The lineup kicks off with Gustav Mahler’s orchestral song cycle, Das Lied von der Erde (The Song of the Earth), featuring tenor Clay Hilley and Texas-raised, Grammy award-winning mezzo-soprano Sasha Cooke. Cooke wowed audiences as Thirza in the Houston Grand Opera’s October 2022 acclaimed production of The Wreckers, and this weekend is an opportunity to hear her sing in a very different setting. Houston Symphony Music Director Juraj Valčuha conducts.
The sound of Das Lied von der Erde is intimate and transparent; Mahler uses the voice to express his deepest thoughts and emotions in a chamber music-like landscape, making it one of Cooke’s favorite pieces to sing. “Mahler really relates to the mezzo,” says Cooke. “It often feels like it’s autobiographical, and that his voice is coming through the mezzo.”
The words Mahler chose to set for Das Lied von der Erde come from a collection of classical Chinese poetry, freely translated by German poet Hans Bethge. While the lyrics for the tenor’s three songs are set in what Cooke describes as a “human living space” — with vivid descriptions of being young, wild, and free, as well as drinking to stave off feelings of sadness and existential dread — the mezzo’s songs, especially the cycle’s sixth and final movement “The Farewell,” are more contemplative and nuanced.
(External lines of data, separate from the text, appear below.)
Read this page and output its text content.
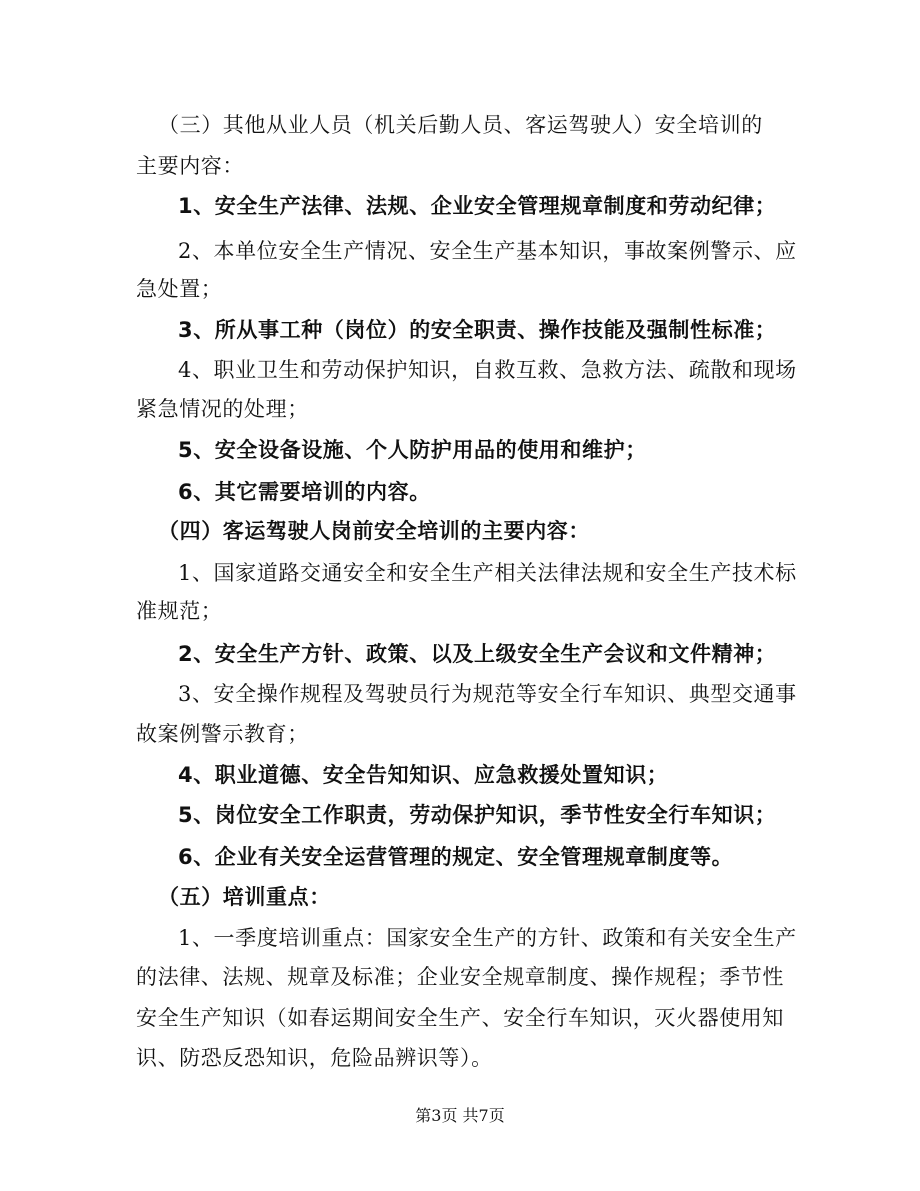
（三）其他从业人员（机关后勤人员、客运驾驶人）安全培训的
主要内容：
1、安全生产法律、法规、企业安全管理规章制度和劳动纪律；
2、本单位安全生产情况、安全生产基本知识，事故案例警示、应
急处置；
3、所从事工种（岗位）的安全职责、操作技能及强制性标准；
4、职业卫生和劳动保护知识，自救互救、急救方法、疏散和现场
紧急情况的处理；
5、安全设备设施、个人防护用品的使用和维护；
6、其它需要培训的内容。
（四）客运驾驶人岗前安全培训的主要内容：
1、国家道路交通安全和安全生产相关法律法规和安全生产技术标
准规范；
2、安全生产方针、政策、以及上级安全生产会议和文件精神；
3、安全操作规程及驾驶员行为规范等安全行车知识、典型交通事
故案例警示教育；
4、职业道德、安全告知知识、应急救援处置知识；
5、岗位安全工作职责，劳动保护知识，季节性安全行车知识；
6、企业有关安全运营管理的规定、安全管理规章制度等。
（五）培训重点：
1、一季度培训重点：国家安全生产的方针、政策和有关安全生产
的法律、法规、规章及标准；企业安全规章制度、操作规程；季节性
安全生产知识（如春运期间安全生产、安全行车知识，灭火器使用知
识、防恐反恐知识，危险品辨识等）。
第3页 共7页
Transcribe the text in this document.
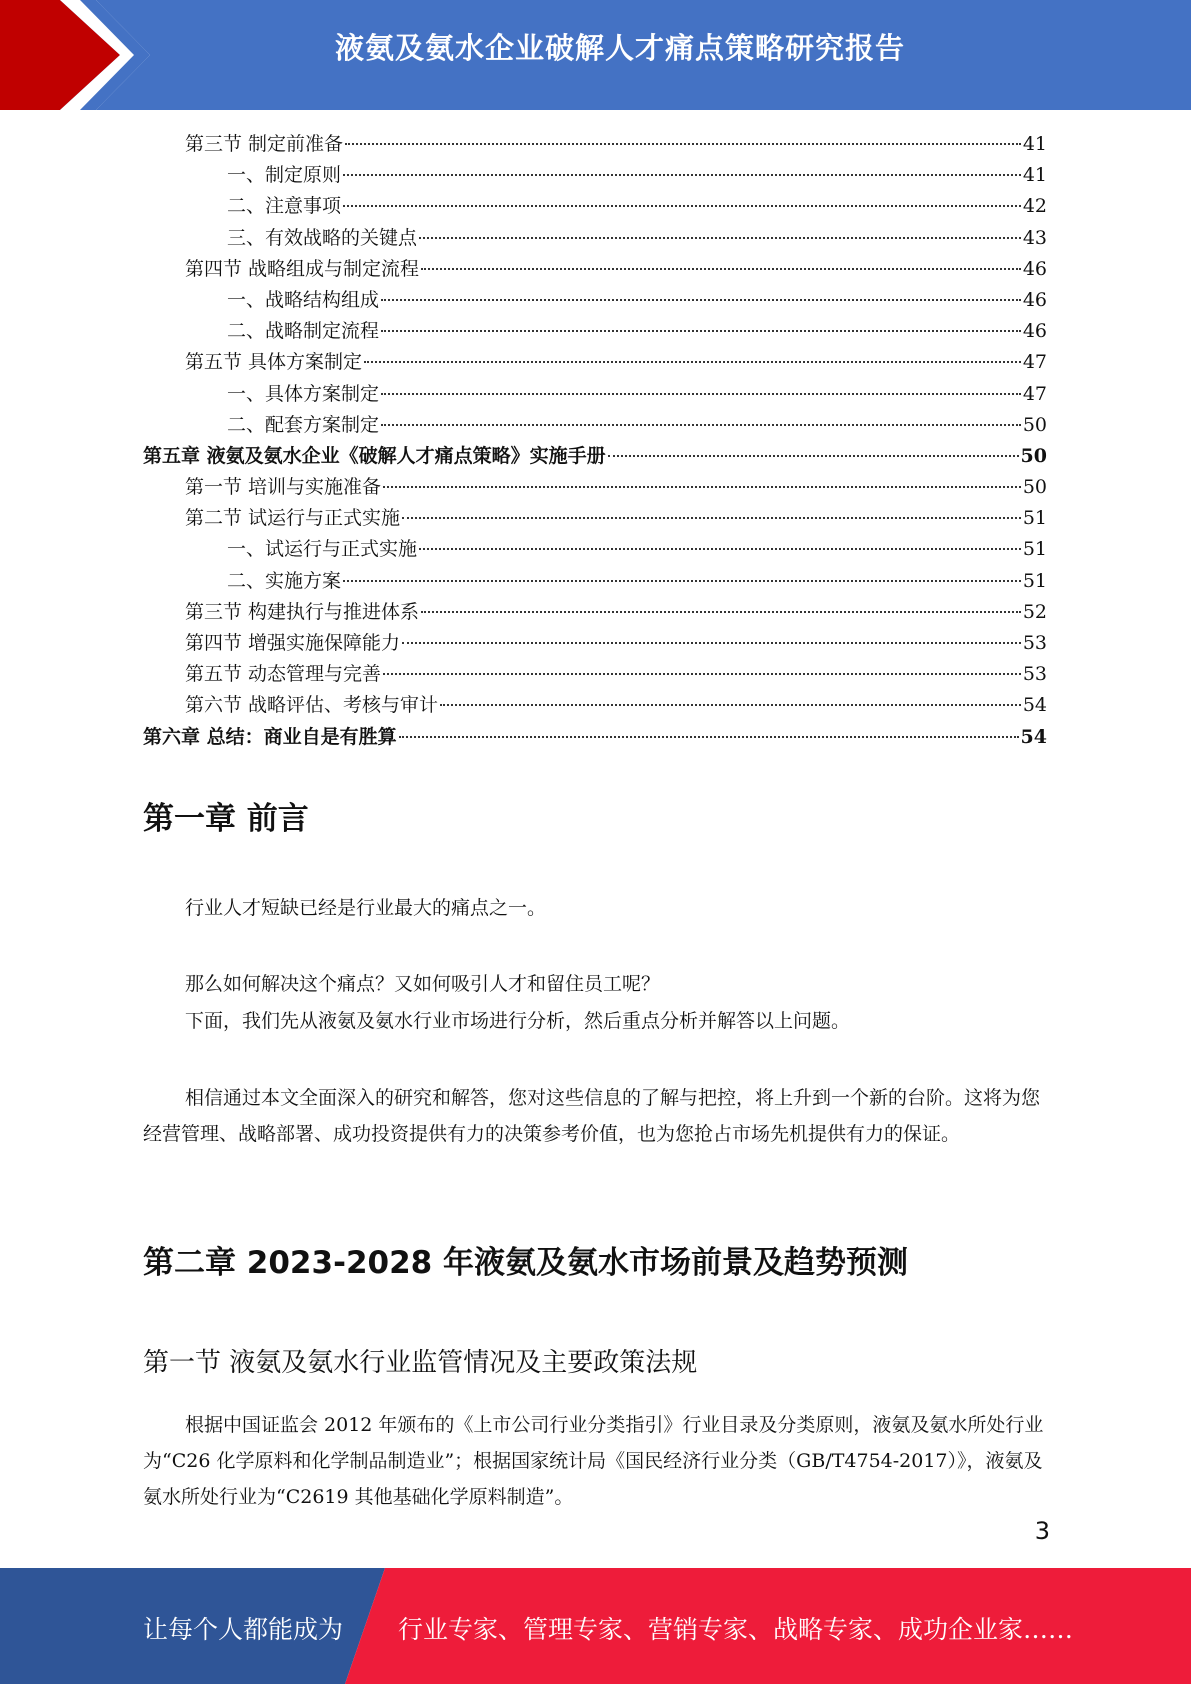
液氨及氨水企业破解人才痛点策略研究报告
第三节 制定前准备	41
一、制定原则	41
二、注意事项	42
三、有效战略的关键点	43
第四节 战略组成与制定流程	46
一、战略结构组成	46
二、战略制定流程	46
第五节 具体方案制定	47
一、具体方案制定	47
二、配套方案制定	50
第五章 液氨及氨水企业《破解人才痛点策略》实施手册	50
第一节 培训与实施准备	50
第二节 试运行与正式实施	51
一、试运行与正式实施	51
二、实施方案	51
第三节 构建执行与推进体系	52
第四节 增强实施保障能力	53
第五节 动态管理与完善	53
第六节 战略评估、考核与审计	54
第六章 总结：商业自是有胜算	54
第一章 前言
行业人才短缺已经是行业最大的痛点之一。
那么如何解决这个痛点？又如何吸引人才和留住员工呢？
下面，我们先从液氨及氨水行业市场进行分析，然后重点分析并解答以上问题。
相信通过本文全面深入的研究和解答，您对这些信息的了解与把控，将上升到一个新的台阶。这将为您经营管理、战略部署、成功投资提供有力的决策参考价值，也为您抢占市场先机提供有力的保证。
第二章 2023-2028 年液氨及氨水市场前景及趋势预测
第一节 液氨及氨水行业监管情况及主要政策法规
根据中国证监会 2012 年颁布的《上市公司行业分类指引》行业目录及分类原则，液氨及氨水所处行业为“C26 化学原料和化学制品制造业”；根据国家统计局《国民经济行业分类（GB/T4754-2017）》，液氨及氨水所处行业为“C2619 其他基础化学原料制造”。
3
让每个人都能成为 行业专家、管理专家、营销专家、战略专家、成功企业家……
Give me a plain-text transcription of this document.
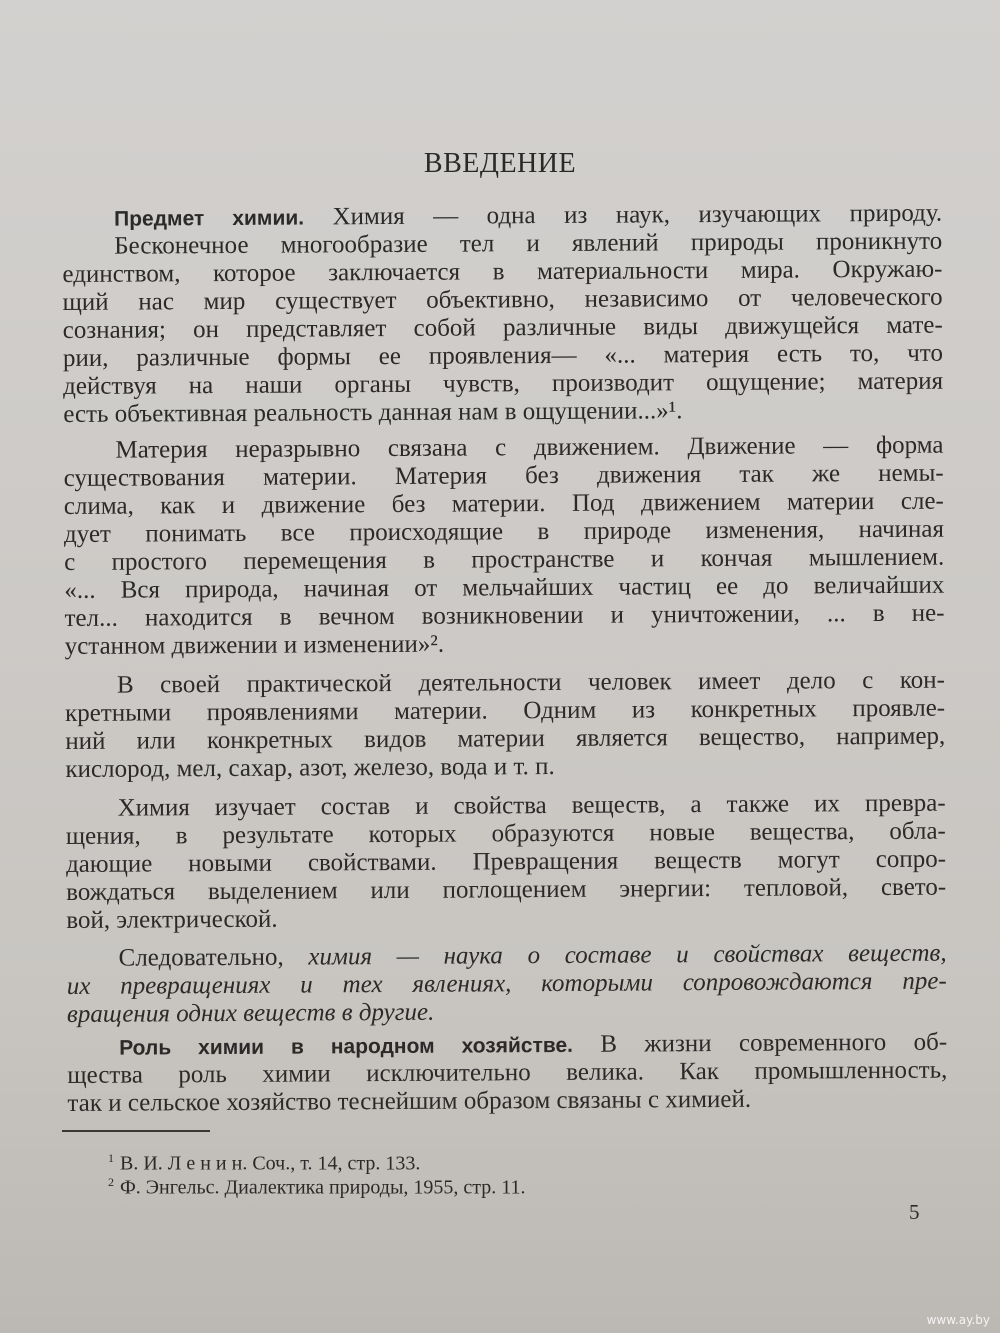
ВВЕДЕНИЕ
Предмет химии. Химия — одна из наук, изучающих природу.
Бесконечное многообразие тел и явлений природы проникнуто
единством, которое заключается в материальности мира. Окружаю-
щий нас мир существует объективно, независимо от человеческого
сознания; он представляет собой различные виды движущейся мате-
рии, различные формы ее проявления— «... материя есть то, что
действуя на наши органы чувств, производит ощущение; материя
есть объективная реальность данная нам в ощущении...»¹.
Материя неразрывно связана с движением. Движение — форма
существования материи. Материя без движения так же немы-
слима, как и движение без материи. Под движением материи сле-
дует понимать все происходящие в природе изменения, начиная
с простого перемещения в пространстве и кончая мышлением.
«... Вся природа, начиная от мельчайших частиц ее до величайших
тел... находится в вечном возникновении и уничтожении, ... в не-
устанном движении и изменении»².
В своей практической деятельности человек имеет дело с кон-
кретными проявлениями материи. Одним из конкретных проявле-
ний или конкретных видов материи является вещество, например,
кислород, мел, сахар, азот, железо, вода и т. п.
Химия изучает состав и свойства веществ, а также их превра-
щения, в результате которых образуются новые вещества, обла-
дающие новыми свойствами. Превращения веществ могут сопро-
вождаться выделением или поглощением энергии: тепловой, свето-
вой, электрической.
Следовательно, химия — наука о составе и свойствах веществ,
их превращениях и тех явлениях, которыми сопровождаются пре-
вращения одних веществ в другие.
Роль химии в народном хозяйстве. В жизни современного об-
щества роль химии исключительно велика. Как промышленность,
так и сельское хозяйство теснейшим образом связаны с химией.
$^1$ В. И. Л е н и н. Соч., т. 14, стр. 133.
$^2$ Ф. Энгельс. Диалектика природы, 1955, стр. 11.
5
www.ay.by
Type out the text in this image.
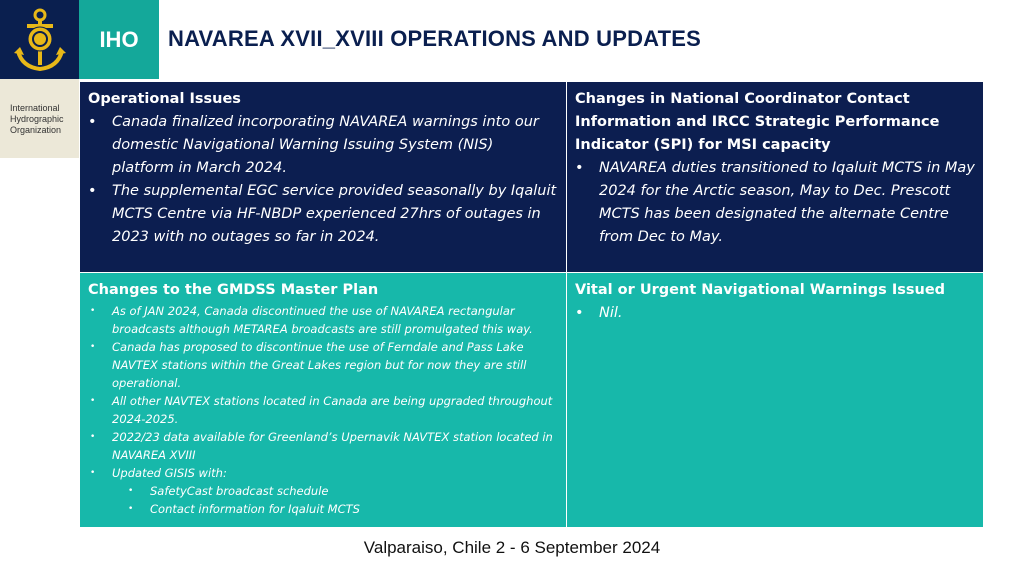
IHO	NAVAREA XVII_XVIII OPERATIONS AND UPDATES
International
Hydrographic
Organization
Operational Issues
• Canada finalized incorporating NAVAREA warnings into our domestic Navigational Warning Issuing System (NIS) platform in March 2024.
• The supplemental EGC service provided seasonally by Iqaluit MCTS Centre via HF-NBDP experienced 27hrs of outages in 2023 with no outages so far in 2024.
Changes in National Coordinator Contact Information and IRCC Strategic Performance Indicator (SPI) for MSI capacity
• NAVAREA duties transitioned to Iqaluit MCTS in May 2024 for the Arctic season, May to Dec. Prescott MCTS has been designated the alternate Centre from Dec to May.
Changes to the GMDSS Master Plan
• As of JAN 2024, Canada discontinued the use of NAVAREA rectangular broadcasts although METAREA broadcasts are still promulgated this way.
• Canada has proposed to discontinue the use of Ferndale and Pass Lake NAVTEX stations within the Great Lakes region but for now they are still operational.
• All other NAVTEX stations located in Canada are being upgraded throughout 2024-2025.
• 2022/23 data available for Greenland’s Upernavik NAVTEX station located in NAVAREA XVIII
• Updated GISIS with:
• SafetyCast broadcast schedule
• Contact information for Iqaluit MCTS
Vital or Urgent Navigational Warnings Issued
• Nil.
Valparaiso, Chile 2 - 6 September 2024
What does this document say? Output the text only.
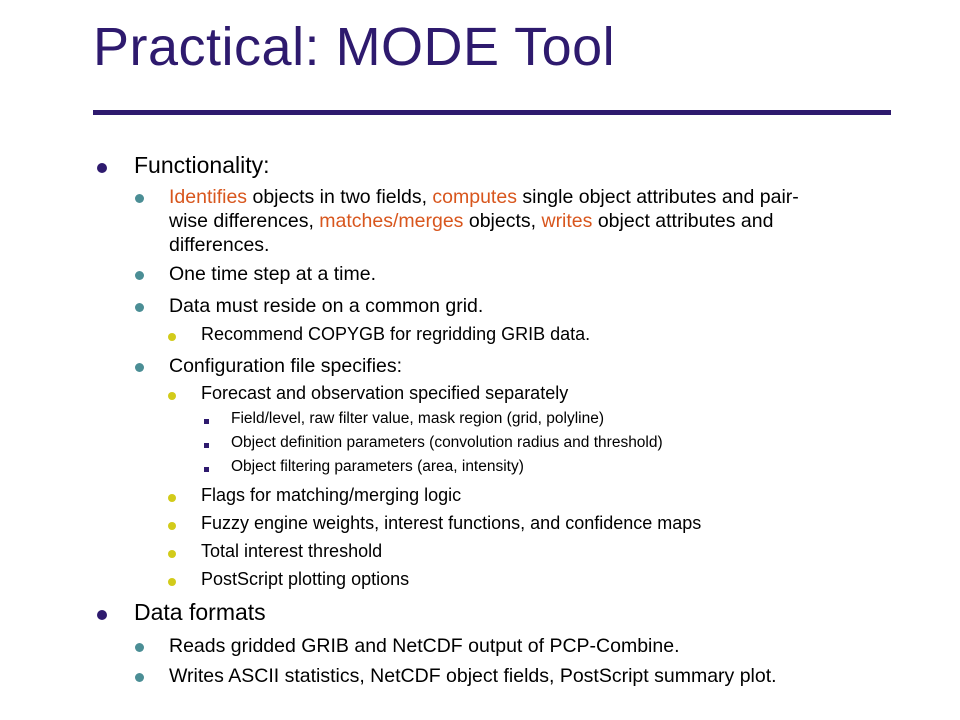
Practical: MODE Tool
Functionality:
Identifies objects in two fields, computes single object attributes and pair-
wise differences, matches/merges objects, writes object attributes and
differences.
One time step at a time.
Data must reside on a common grid.
Recommend COPYGB for regridding GRIB data.
Configuration file specifies:
Forecast and observation specified separately
Field/level, raw filter value, mask region (grid, polyline)
Object definition parameters (convolution radius and threshold)
Object filtering parameters (area, intensity)
Flags for matching/merging logic
Fuzzy engine weights, interest functions, and confidence maps
Total interest threshold
PostScript plotting options
Data formats
Reads gridded GRIB and NetCDF output of PCP-Combine.
Writes ASCII statistics, NetCDF object fields, PostScript summary plot.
For “The Farewell,” a nearly 30-minute meditation on friendship, finality, and fate, Mahler chose to write the very last stanza himself, bringing the work quietly to a close with an unresolved interval and a single repeated word: éwig (eternal). For Cooke, the ending isn’t an expression of resignation, but an affirmation of transcendence, and of how we somehow live on after death, especially in art.
“Because Mahler was in touch with death so much, I think he knew he would live on in his song,” says Cooke. “His song was him. We live on in what we do.”
Born in 1983 in Riverside, Calif., Cooke grew up in College Station and now lives in The Woodlands with her husband baritone Kelly Markgraf and their two daughters, ages 6 and 11. She appreciates the solace of living in a tree-filled community and “the medicine of a deer coming by” the windows when she sings at home. Nature metaphors abound throughout Das Lied von der Erde, and Cooke imagines Mahler drew inspiration from the Dolomite Mountains and the natural landscape that surrounded the hut where he composed the work. (Mahler had just been diagnosed with heart disease, which prevented him from one of his favorite pastimes: walking and bicycling in nature.)
“Mahler puts you in a meditative state,” says Cooke, who admits after performing Das Lied von der Erde it takes a little time for her to come back down to earth.
“You’ve been in another realm,” she says of the time onstage. “You kind of leave yourself, but you’re also really in yourself. You’re more there than ever.”